Agents of Chaos

Chaos War #5

It’s the final battle against the Chaos King. Hercules is very nearly all-powerful, but is he all-powerful enough to take out the much more all-powerful Chaos King? Can Amadeus Cho get a few million humans transported into the artificial replacement universe, at the cost of billions of other lives? Or will he choke and doom all life to extinction? What great sacrifice will Hercules ultimately make to save everything?

Verdict: Thumbs up, with a number of reservations. I thought the solution to the problem of the Chaos King was a pretty good one. Not so sure I like a completely depowered Herc, though. Wait, was that a spoiler? There was also a resurrection of dead heroes — and I really couldn’t tell who they brought back. Was it just Alpha Flight? Or were there more? All in all, it just barely made the grade.

Zatanna #9

This one is vaguely problematic. Zatanna’s been tied up with marionette string by an evil ventriloquist dummy that has the soul of a murderous old puppeteer inside it. Once Zee gets the puppet confined, she… asks him to tell her his life story. And of course, he insists he’s not really evil. And Zatanna believes him! So its off to the family mansion to figure out a way to unpuppetize him. That’s the entire story in just 12 pages, which is kinda short for a lead feature.

The backup is pretty good — it focuses on “Zatanna, Junior Sorceress” — Zatanna when she was a preteen. She’s just gotten braces and she can’t talk clearly, and she has to figure out some way to stop a gunman when she can’t recite any of her backwards spells.

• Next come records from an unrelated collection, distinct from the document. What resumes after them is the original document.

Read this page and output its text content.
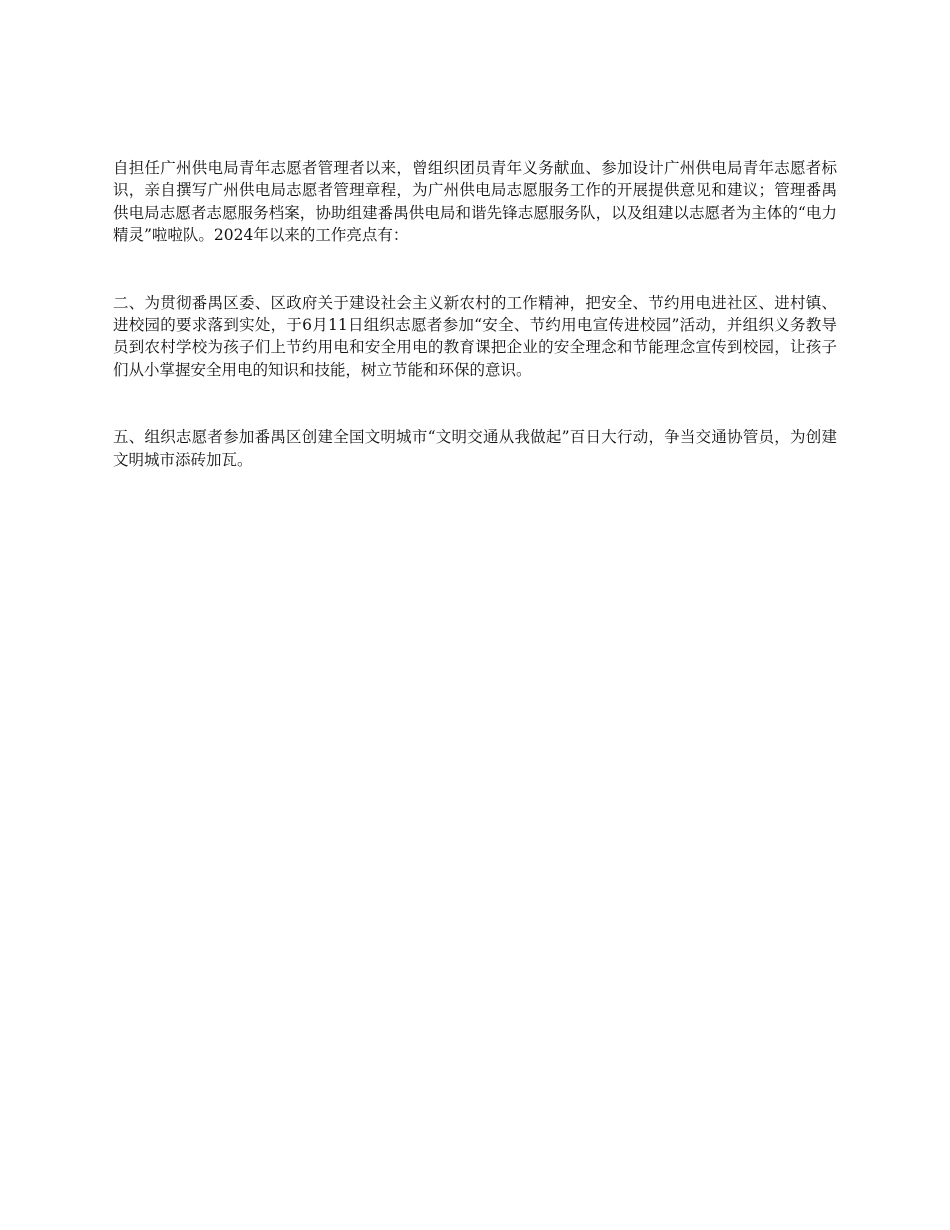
自担任广州供电局青年志愿者管理者以来，曾组织团员青年义务献血、参加设计广州供电局青年志愿者标识，亲自撰写广州供电局志愿者管理章程，为广州供电局志愿服务工作的开展提供意见和建议；管理番禺供电局志愿者志愿服务档案，协助组建番禺供电局和谐先锋志愿服务队，以及组建以志愿者为主体的“电力精灵”啦啦队。2024年以来的工作亮点有：

二、为贯彻番禺区委、区政府关于建设社会主义新农村的工作精神，把安全、节约用电进社区、进村镇、进校园的要求落到实处，于6月11日组织志愿者参加“安全、节约用电宣传进校园”活动，并组织义务教导员到农村学校为孩子们上节约用电和安全用电的教育课把企业的安全理念和节能理念宣传到校园，让孩子们从小掌握安全用电的知识和技能，树立节能和环保的意识。

五、组织志愿者参加番禺区创建全国文明城市“文明交通从我做起”百日大行动，争当交通协管员，为创建文明城市添砖加瓦。
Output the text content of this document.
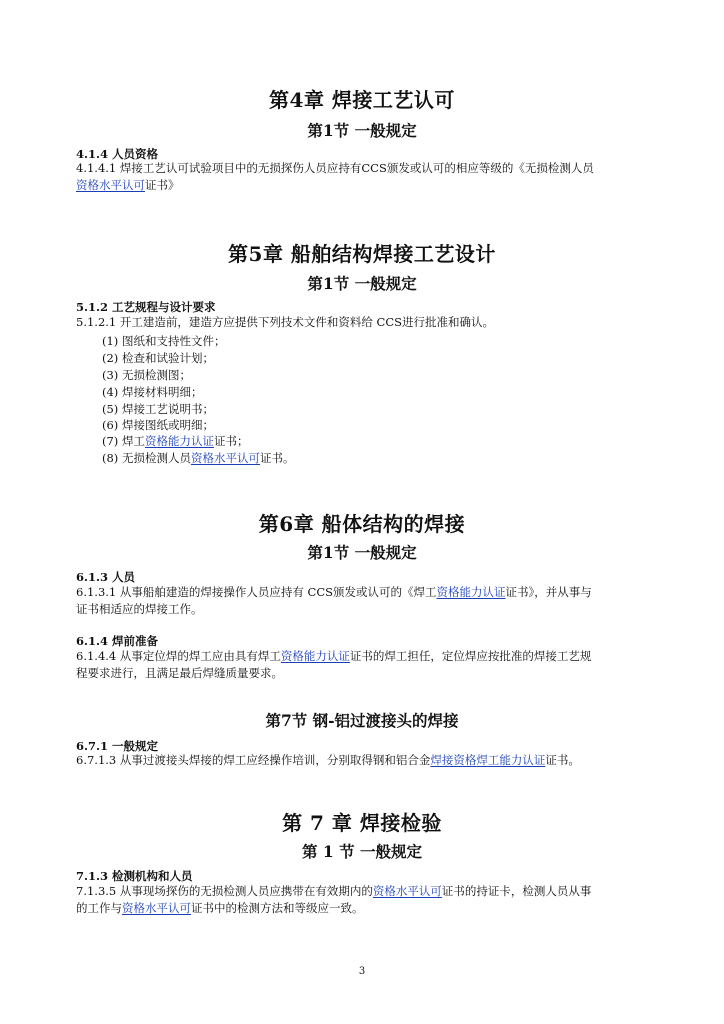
第4章 焊接工艺认可
第1节 一般规定
4.1.4 人员资格
4.1.4.1 焊接工艺认可试验项目中的无损探伤人员应持有CCS颁发或认可的相应等级的《无损检测人员
资格水平认可证书》
第5章 船舶结构焊接工艺设计
第1节 一般规定
5.1.2 工艺规程与设计要求
5.1.2.1 开工建造前，建造方应提供下列技术文件和资料给 CCS进行批准和确认。
(1) 图纸和支持性文件；
(2) 检查和试验计划；
(3) 无损检测图；
(4) 焊接材料明细；
(5) 焊接工艺说明书；
(6) 焊接图纸或明细；
(7) 焊工资格能力认证证书；
(8) 无损检测人员资格水平认可证书。
第6章 船体结构的焊接
第1节 一般规定
6.1.3 人员
6.1.3.1 从事船舶建造的焊接操作人员应持有 CCS颁发或认可的《焊工资格能力认证证书》，并从事与
证书相适应的焊接工作。
6.1.4 焊前准备
6.1.4.4 从事定位焊的焊工应由具有焊工资格能力认证证书的焊工担任，定位焊应按批准的焊接工艺规
程要求进行，且满足最后焊缝质量要求。
第7节 钢-铝过渡接头的焊接
6.7.1 一般规定
6.7.1.3 从事过渡接头焊接的焊工应经操作培训，分别取得钢和铝合金焊接资格焊工能力认证证书。
第 7 章 焊接检验
第 1 节 一般规定
7.1.3 检测机构和人员
7.1.3.5 从事现场探伤的无损检测人员应携带在有效期内的资格水平认可证书的持证卡，检测人员从事
的工作与资格水平认可证书中的检测方法和等级应一致。
3
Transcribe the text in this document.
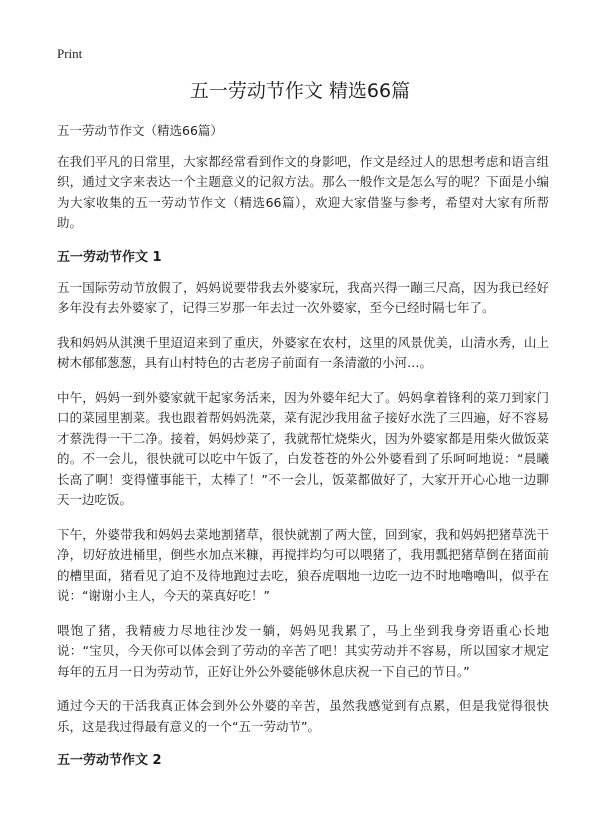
Print
五一劳动节作文 精选66篇

五一劳动节作文（精选66篇）

在我们平凡的日常里，大家都经常看到作文的身影吧，作文是经过人的思想考虑和语言组织，通过文字来表达一个主题意义的记叙方法。那么一般作文是怎么写的呢？下面是小编为大家收集的五一劳动节作文（精选66篇），欢迎大家借鉴与参考，希望对大家有所帮助。

五一劳动节作文 1

五一国际劳动节放假了，妈妈说要带我去外婆家玩，我高兴得一蹦三尺高，因为我已经好多年没有去外婆家了，记得三岁那一年去过一次外婆家，至今已经时隔七年了。

我和妈妈从淇澳千里迢迢来到了重庆，外婆家在农村，这里的风景优美，山清水秀，山上树木郁郁葱葱，具有山村特色的古老房子前面有一条清澈的小河…。

中午，妈妈一到外婆家就干起家务活来，因为外婆年纪大了。妈妈拿着锋利的菜刀到家门口的菜园里割菜。我也跟着帮妈妈洗菜，菜有泥沙我用盆子接好水洗了三四遍，好不容易才蔡洗得一干二净。接着，妈妈炒菜了，我就帮忙烧柴火，因为外婆家都是用柴火做饭菜的。不一会儿，很快就可以吃中午饭了，白发苍苍的外公外婆看到了乐呵呵地说：“晨曦长高了啊！变得懂事能干，太棒了！”不一会儿，饭菜都做好了，大家开开心心地一边聊天一边吃饭。

下午，外婆带我和妈妈去菜地割猪草，很快就割了两大筐，回到家，我和妈妈把猪草洗干净，切好放进桶里，倒些水加点米糠，再搅拌均匀可以喂猪了，我用瓢把猪草倒在猪面前的槽里面，猪看见了迫不及待地跑过去吃，狼吞虎咽地一边吃一边不时地嚕嚕叫，似乎在说：“谢谢小主人，今天的菜真好吃！”

喂饱了猪，我精疲力尽地往沙发一躺，妈妈见我累了，马上坐到我身旁语重心长地说：“宝贝，今天你可以体会到了劳动的辛苦了吧！其实劳动并不容易，所以国家才规定每年的五月一日为劳动节，正好让外公外婆能够休息庆祝一下自己的节日。”

通过今天的干活我真正体会到外公外婆的辛苦，虽然我感觉到有点累，但是我觉得很快乐，这是我过得最有意义的一个“五一劳动节”。

五一劳动节作文 2
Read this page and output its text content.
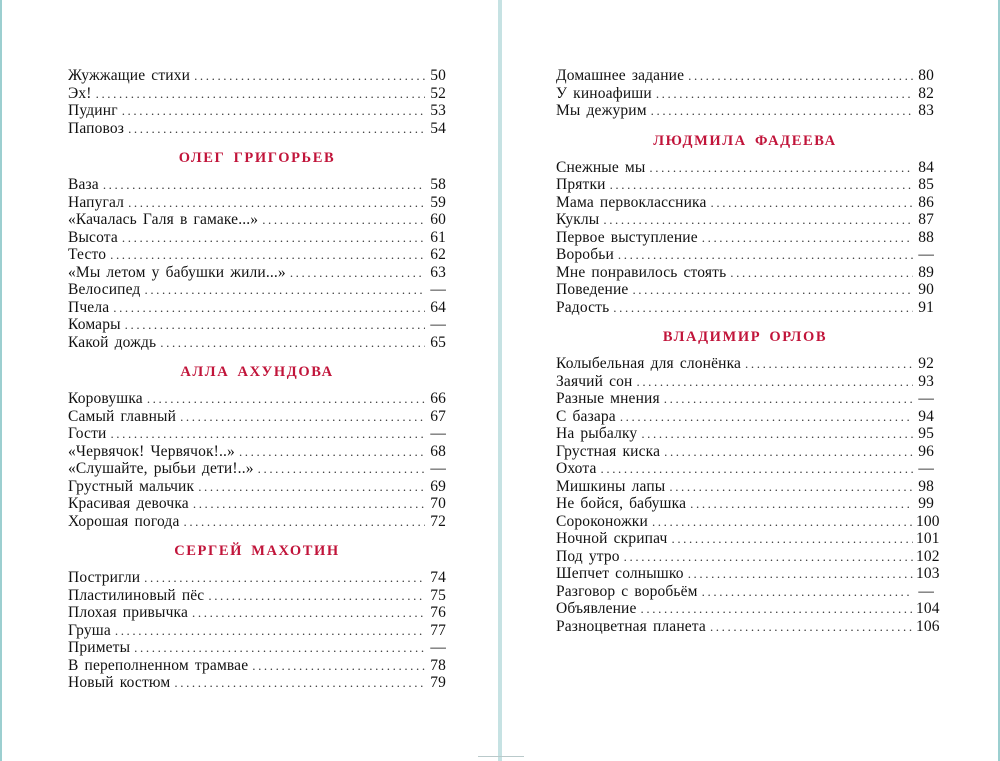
Жужжащие стихи .....	50
Эх! .....	52
Пудинг .....	53
Паповоз .....	54
ОЛЕГ ГРИГОРЬЕВ
Ваза .....	58
Напугал .....	59
«Качалась Галя в гамаке...» .....	60
Высота .....	61
Тесто .....	62
«Мы летом у бабушки жили...» .....	63
Велосипед .....	—
Пчела .....	64
Комары .....	—
Какой дождь .....	65
АЛЛА АХУНДОВА
Коровушка .....	66
Самый главный .....	67
Гости .....	—
«Червячок! Червячок!..» .....	68
«Слушайте, рыбьи дети!..» .....	—
Грустный мальчик .....	69
Красивая девочка .....	70
Хорошая погода .....	72
СЕРГЕЙ МАХОТИН
Постригли .....	74
Пластилиновый пёс .....	75
Плохая привычка .....	76
Груша .....	77
Приметы .....	—
В переполненном трамвае .....	78
Новый костюм .....	79
Домашнее задание .....	80
У киноафиши .....	82
Мы дежурим .....	83
ЛЮДМИЛА ФАДЕЕВА
Снежные мы .....	84
Прятки .....	85
Мама первоклассника .....	86
Куклы .....	87
Первое выступление .....	88
Воробьи .....	—
Мне понравилось стоять .....	89
Поведение .....	90
Радость .....	91
ВЛАДИМИР ОРЛОВ
Колыбельная для слонёнка .....	92
Заячий сон .....	93
Разные мнения .....	—
С базара .....	94
На рыбалку .....	95
Грустная киска .....	96
Охота .....	—
Мишкины лапы .....	98
Не бойся, бабушка .....	99
Сороконожки .....	100
Ночной скрипач .....	101
Под утро .....	102
Шепчет солнышко .....	103
Разговор с воробьём .....	—
Объявление .....	104
Разноцветная планета .....	106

Verdict: I’m still giving this one a thumbs up. The first story is too short and makes very little sense… but the artwork by Cliff Chiang is, as always, fantastic. Much, much better is the backup — Zatanna as a teenager is just plain hilarious.

Today’s Cool Links:

  • Wow, Kevin Church has just completely unexpectedly and somewhat abruptly ended “The Rack,” his long-running comic-shop webcomic. “FIGHT!“, luckily, is still going strong.
  • Scott Kaufman has an interesting discussion of race in comics, with examples from “Maus” and “American Born Chinese.”
  • And speaking of race in comics, David Brothers makes a short analysis of the career of George Herriman, creator of “Krazy Kat.”